Other inputs can be different colored seas (and land) for atm >= A and for atm <= 1.

The color of the photosynthetic pigment (for plants) can vary depending on the star color:
http://en.wikipedia.org/wiki/Photosynthetic_pigment

At first one color for a hex is fine, but I hope that future versions will include some kind of fractal terrain.

icosahedron
06-03-2009, 07:09 AM
Great idea Isomage. I can see me using this. Repped. :) Maybe you need to be more abstract to represent alien terrain. Simple things like your triangle for mountains, a scribble blob for vegetation, the traditional 3 stalks for swamps, a couple of dunes for desert...

Alien colour can be a problem. Again, I'd go with simplistic representation (though I'm probably in the minority here amongst the artistic types) with maybe just two or three colours, khaki for land, bluish-purple for 'sea' and maybe a greyish-brown for arid/barren areas.
Just my two credits. ;)

isomage
06-03-2009, 07:13 AM
At first one color for a hex is fine, but I hope that future versions will include some kind of fractal terrain.

The maps are actually fractal terrain already (just low-resolution fractal terrain) :) The program samples 3D noise at points on the surface of the icosahedron, with high values being rendered as mountains, middling values as flat land, and low values as sea. More noise is used to determine vegetation distribution (the light and dark green patches).

I'll only be putting a single terrain icon in each hex, and it should be viewed as the predominant type within the hex, not as the exclusive type. If we were to zoom in, subdividing each hex into several smaller ones, we would find that a coastal land hex would actually contain a number of land and sea hexes, and any of the new, smaller, coastal land hexes could similarly be subdivided, and so on. The map at the resolution given is just a high-level overview, and any individual hexes would need to be mapped in detail by the GM if players were to do any serious exploring.
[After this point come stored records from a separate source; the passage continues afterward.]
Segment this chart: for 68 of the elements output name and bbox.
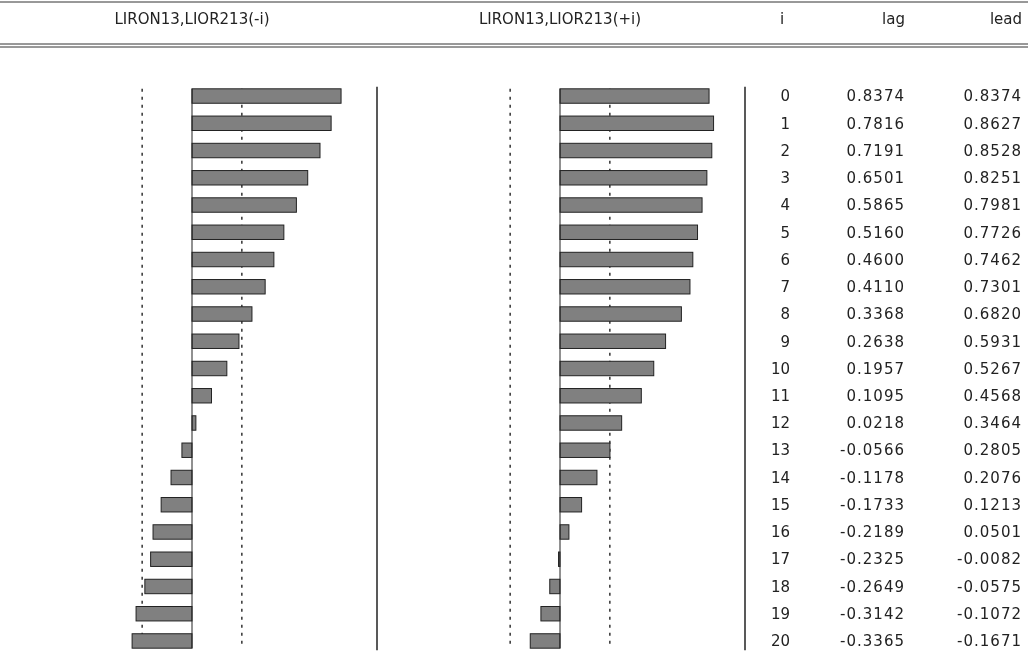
y-tick-label: 4 [780, 196, 790, 215]
data-label: 0.7816 [846, 114, 905, 133]
data-label: -0.1178 [840, 468, 905, 487]
text: lead [989, 10, 1022, 28]
y-tick-label: 3 [780, 169, 790, 188]
data-label: 0.2638 [846, 332, 905, 351]
data-label: 0.2805 [963, 441, 1022, 460]
data-label: 0.1095 [846, 387, 905, 405]
data-label: 0.6820 [963, 305, 1022, 324]
data-label: 0.8374 [963, 87, 1022, 106]
data-label: 0.3368 [846, 305, 905, 324]
y-tick-label: 20 [770, 632, 790, 651]
y-tick-label: 14 [770, 468, 790, 487]
y-tick-label: 19 [770, 604, 790, 623]
data-label: 0.7981 [963, 196, 1022, 215]
y-tick-label: 1 [780, 114, 790, 133]
data-label: 0.1213 [963, 495, 1022, 514]
data-label: 0.8627 [963, 114, 1022, 133]
data-label: 0.8374 [846, 87, 905, 106]
y-tick-label: 8 [780, 305, 790, 324]
data-label: 0.4110 [846, 278, 905, 297]
data-label: 0.8251 [963, 169, 1022, 188]
data-label: -0.0575 [957, 577, 1022, 596]
data-label: 0.5267 [963, 359, 1022, 378]
y-tick-label: 13 [770, 441, 790, 460]
data-label: 0.5865 [846, 196, 905, 215]
y-tick-label: 11 [770, 387, 790, 405]
data-label: -0.3365 [840, 632, 905, 651]
data-label: 0.3464 [963, 414, 1022, 433]
y-tick-label: 16 [770, 523, 790, 542]
data-label: -0.1671 [957, 632, 1022, 651]
data-label: 0.7462 [963, 250, 1022, 269]
chart-title: LIRON13,LIOR213(-i) [114, 10, 270, 28]
data-label: 0.5931 [963, 332, 1022, 351]
data-label: -0.0566 [840, 441, 905, 460]
data-label: 0.0501 [963, 523, 1022, 542]
y-tick-label: 10 [770, 359, 790, 378]
data-label: -0.3142 [840, 604, 905, 623]
y-tick-label: 12 [770, 414, 790, 433]
data-label: 0.5160 [846, 223, 905, 242]
data-label: -0.2325 [840, 550, 905, 569]
data-label: 0.7726 [963, 223, 1022, 242]
y-tick-label: 0 [780, 87, 790, 106]
y-tick-label: 9 [780, 332, 790, 351]
data-label: -0.1733 [840, 495, 905, 514]
data-label: -0.0082 [957, 550, 1022, 569]
data-label: -0.1072 [957, 604, 1022, 623]
data-label: 0.8528 [963, 141, 1022, 160]
data-label: 0.0218 [846, 414, 905, 433]
y-tick-label: 2 [780, 141, 790, 160]
text: lag [882, 10, 905, 28]
data-label: 0.6501 [846, 169, 905, 188]
data-label: 0.2076 [963, 468, 1022, 487]
data-label: 0.4568 [963, 387, 1022, 405]
data-label: -0.2189 [840, 523, 905, 542]
data-label: 0.7301 [963, 278, 1022, 297]
y-tick-label: 5 [780, 223, 790, 242]
y-tick-label: 6 [780, 250, 790, 269]
data-label: -0.2649 [840, 577, 905, 596]
y-tick-label: 17 [770, 550, 790, 569]
y-tick-label: 15 [770, 495, 790, 514]
y-tick-label: 7 [780, 278, 790, 297]
chart-title: LIRON13,LIOR213(+i) [478, 10, 642, 28]
data-label: 0.1957 [846, 359, 905, 378]
data-label: 0.4600 [846, 250, 905, 269]
y-tick-label: 18 [770, 577, 790, 596]
data-label: 0.7191 [846, 141, 905, 160]
y-axis-title: i [779, 10, 785, 28]
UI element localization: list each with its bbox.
For example, here's the same patch of terrain rendered at successively higher resolutions with my random wilderness map generator (http://axiscity.hexamon.net/users/isomage/wildgen/). At each step, each hex is replaced by four smaller ones, and the process could go on forever, adding ever more detail.

isomage
06-03-2009, 07:14 AM
The color of the photosynthetic pigment (for plants) can vary depending on the star color:
http://en.wikipedia.org/wiki/Photosynthetic_pigment

That's interesting, thanks. I guess I could have a range of colors for plants (and another range for seas, another for soil, and so on)

isomage
06-03-2009, 07:17 AM
Alien colour can be a problem. Again, I'd go with simplistic representation (though I'm probably in the minority here amongst the artistic types) with maybe just two or three colours, khaki for land, bluish-purple for 'sea' and maybe a greyish-brown for arid/barren areas.
Just my two credits. ;)

Good suggestions. The off-color sea is a good idea -- it could be blue enough to represent Earthlike oceans, but still different enough to encompass all sorts of alien types.

thomryng
10-29-2010, 07:50 PM
Sorry to resurrect a dead thread, but did you ever get the UPP input on this working?

cheers,

thom

AHawk
12-21-2010, 08:35 PM
its awesome!, so did you get it to accept UPPs, yet?